Oltre alle opinioni del tutto personali del “giornalista”, l’articolo de La Repubblica è interessante poiché contiene le opinioni di tre membri della comunità scientifica ufficiale. Inutile dire che, anche in questo caso, si tratta di opinioni a senso unico (volendo dare per scontato che siano state riportate correttamente dall’estensore dell’articolo che fatico a definire “cronista”, il cronista riporta e non esprime opinioni proprie), sulla falsa riga del titolo e del tenore dell’intero articolo.

La prima opinione riportata (introdotta dall’esplicativo titolo di “Dai vermi all'uomo nella roccia: i 'fake' su Marte“) è quella di Raffaele Mugnuolo dell'Unità Esplorazione e Osservazione dell'Universo dell' ASI (Agenzia Spaziale Italiana) che ha detto: “Bisogna essere molto cauti nel giungere a conclusioni sulla base di così pochi dati. Già alcuni decenni fa ci fu un’ipotesi simile (i vermi marziani) fatta da scienziati russi che avevano analizzato alcune immagini particolari e identificato alcune strutture simili a microbatteri. Le risposte, si spera le avremo con le prossime missioni ExoMars e mars2020. Certo la presenza di metano rilevata da Curiosity e in passato dal nostro PFS (Planetary Fourier Spectometer) su Mars Express, insieme alla recente rilevazione di ossigeno sempre fanno ben sperare in scoperte clamorose".

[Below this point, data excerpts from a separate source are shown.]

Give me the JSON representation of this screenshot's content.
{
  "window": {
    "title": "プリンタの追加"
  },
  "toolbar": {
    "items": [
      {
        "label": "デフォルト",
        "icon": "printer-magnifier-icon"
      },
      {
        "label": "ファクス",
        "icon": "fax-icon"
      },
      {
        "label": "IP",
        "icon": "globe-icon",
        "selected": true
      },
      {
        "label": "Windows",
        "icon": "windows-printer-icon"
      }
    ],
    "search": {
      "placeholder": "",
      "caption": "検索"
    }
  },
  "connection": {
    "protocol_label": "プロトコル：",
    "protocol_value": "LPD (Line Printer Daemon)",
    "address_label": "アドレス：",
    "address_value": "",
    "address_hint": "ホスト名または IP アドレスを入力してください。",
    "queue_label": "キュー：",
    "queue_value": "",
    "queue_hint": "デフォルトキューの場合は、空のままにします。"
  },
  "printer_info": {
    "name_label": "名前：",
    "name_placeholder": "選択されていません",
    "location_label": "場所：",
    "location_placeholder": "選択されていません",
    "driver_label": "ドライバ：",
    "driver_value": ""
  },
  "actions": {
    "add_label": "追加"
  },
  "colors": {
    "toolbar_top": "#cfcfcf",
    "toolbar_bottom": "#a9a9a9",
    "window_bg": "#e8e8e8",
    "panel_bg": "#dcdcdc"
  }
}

Il riferimento di Mugnolo alla vicenda dei “vermi marziani” fatta dai russi decenni fa è da intendersi assolutamente faziosa. Oggi, a differenza di alcuni decenni fa, abbiamo moltissime altre informazioni oggettive sulle condizioni riguardanti il passato e il presente di Marte, informazioni che rendono certamente più plausibili certe ipotesi. Perché citare solo questo caso di probabile errore (?) fatto dai ricercatori russi, e non citare invece altre ricerche ben più valide dal punto di vista scientifico, come quella dei ricercatori del CNR Nicola Cantasano e Vincenzo Rizzo, pubblicata sull’International Journal of Astrobiology nel settembre del 2016 (ne ho parlato sempre nel mio libro e in quest’altro articolo del mio blog), che hanno confrontato, trovando corrispondenza pressoché assoluta, i segni lasciati nelle rocce sulla Terra da batteri terrestri, con quelli presenti nelle rocce marziane, sia a livello microscopico sia macroscopico in quasi tutte le oltre 40.000 foto analizzate?  Questa ricerca conferisce certamente più attendibilità alle possibilità avanzate da Romoser. Possibile che Mugnuolo, che ricopre un ruolo di assoluta importanza in ASI, non conosca questa ricerca così importante? Perché vengono ricordate al pubblico soltanto le ricerche che sono “funzionali” alla propria idea e all’idea tradizionale? Da notare anche in questo caso, il “richiamo” alle prossime missioni ESA e Nasa. Un caso?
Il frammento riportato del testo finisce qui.